Pazartesi, Mart 05, 2012

yoğurt kaç şekil yenebilir ki...

hepimiz birer yiğidiz ve yoğurt yeme şekillerimiz var...
böyle afili söylemesi kolay da, ben yoğurdu hep diğerleriyle aynı yediğimi düşünüyorum.(kaseye koyuyorum, kaşıksız, böyle kedi gibi kenardan kenardan, dimi..)

dolayısıyla yoğurdu nasıl yediğimi anlatmam da tuhaf geliyor, hele bir yaştan sonra... -gerilim müziği olsun burada-
bir yaştan sonra bazı şeyler ne kadar zor gerçekten ve bu yaşta böyleyse ileride ne olacak acaba demeden edemiyorum...
şu an bu kadar bezmişken ben, yürümeye bile üşeneceğimden emin olduğum ve dolayısıyla olmak istemeyeceğim yaştaki teyzeler neler neler yapıyorlar...
bu acaba; madem ölmedim, debeleneyim bari demek mi, ölüme yaklaşıkça ölmekten kaçmaya çalışmak mı, kalemleri bırakın süreniz tamamlandı dedikten sonra bunu böyle demişler, ama lakin öyle değildir, zira olabilir de falan yazıp isim soyisimle 5 puan koparmaya çalışmak gibi mi?

bir zaman, bir yaş sonra her şey geriye sarıyor...
hepimiz haklıydık bence, gerçekten hayat dediğin 25 yaşına kadar...
yapıp ettiğin, düşündüğün, hissettiğin, genellediğin, bildiğin ve zannettiğin ne varsa, aşkların, nefretlerin, sevgilerin, öfkelerin hepsi o kadar zati.. sonrası gereksiz dantelalar ve süsler ya da sökülen ipler.
bir kere, ne kadar olgun da olsan yaş=<25 halinde keskinsindir ve böylece dibine kadar yapar, yaşarsın ahvalini ve hala şaşırabilirsin, bir yandan da naif, kırılgan...
yaş>=25 halinde bir temkinli olma hali, bir sağduyu, bir yuvarlak hatlar, haklı haksız yokturlar, hayatta her şey mümkündür guardları, ki böylece hiçbirşeye şaşırmaz ve savunmasız kalmazsın.. güçlü olmak, görünmek her şeydir...
30'dan sonra hayat başka, uuu hele 35'te şöyle böyle diyenler, bi susun la...
nerden girdik bu yaş konusuna.. sendromda mıyım?! velev ki sendromdayım ne olacak?

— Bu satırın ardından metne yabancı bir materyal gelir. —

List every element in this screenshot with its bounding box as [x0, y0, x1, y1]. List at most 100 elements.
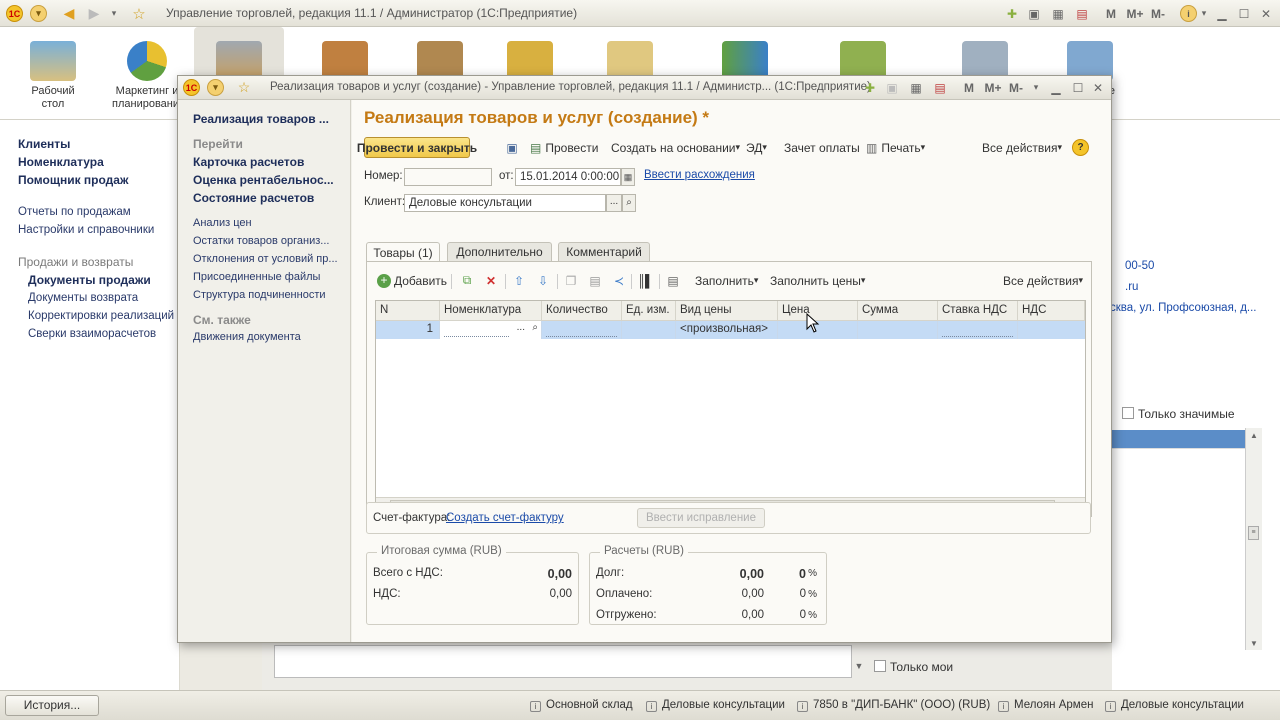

çalışmak değil ama yazmak özgürleştiriyor dedi bir arkadaşım, yiğit ve yoğurt yeme şekli denen bu aslında.. kimi yazarak özgürleşiyor, kimi beste yaparak, kimi çizerek.
ve içimizde özgürleşemeyen birileri hep var..

yaşamanın da çeşitleri çok ama, benimki sizinkinden farklı mı ki anlatayım? 5liraya patik satan teyzenin yanından patiklerle ilgilenmeden geçtikten sonra kafamızdan geçenler farklı mı? değil... 5lira para mı ki benim için, ama ona para.. alsaydım ne olurdu sanki, üşüyen birine verirdim.. merdivende 50kuruşa mendil satan çocuktan, motorda 1liraya limon suyu çıkaracağı satan adamdan sonra düşündüklerim gibi anlık kalacak. tekrar görünce tekrar hatırlayacağım, halime şükrederken bir utanç hissedeceğim. her şükür içinde utanç da taşımaz mı? çünkü her şükrün içinde çok ya da az iyi ki ben öyle değilim yok mu?
bazıları için hiçbiri yok...peki onlar iyi ya da kötü mü, değil.. (al sana yaş>>25 vakası)


ha bir de, beklentini düşük tut, olmazsa da az üzülürsün kadar pis bir tavsiye yok..
benim beklentim yolda aynı hızla yürüyebileceğim biri olmasıydı.. vay da vay bu ne büyük beklentiymiş meğer!

ben depresyondayım ama bunu bile doğru düzgün ifade edemiyorum..
(iyi de olmayan var mı? he yok, herkes depresyonda, ne kadar hoş, elele tutuşup depresyon çemberi mi yapalım, bana ne herkes depresyondaysa..havalardanmış! bahar gelirse geçermiş..çok afedersin, bok!)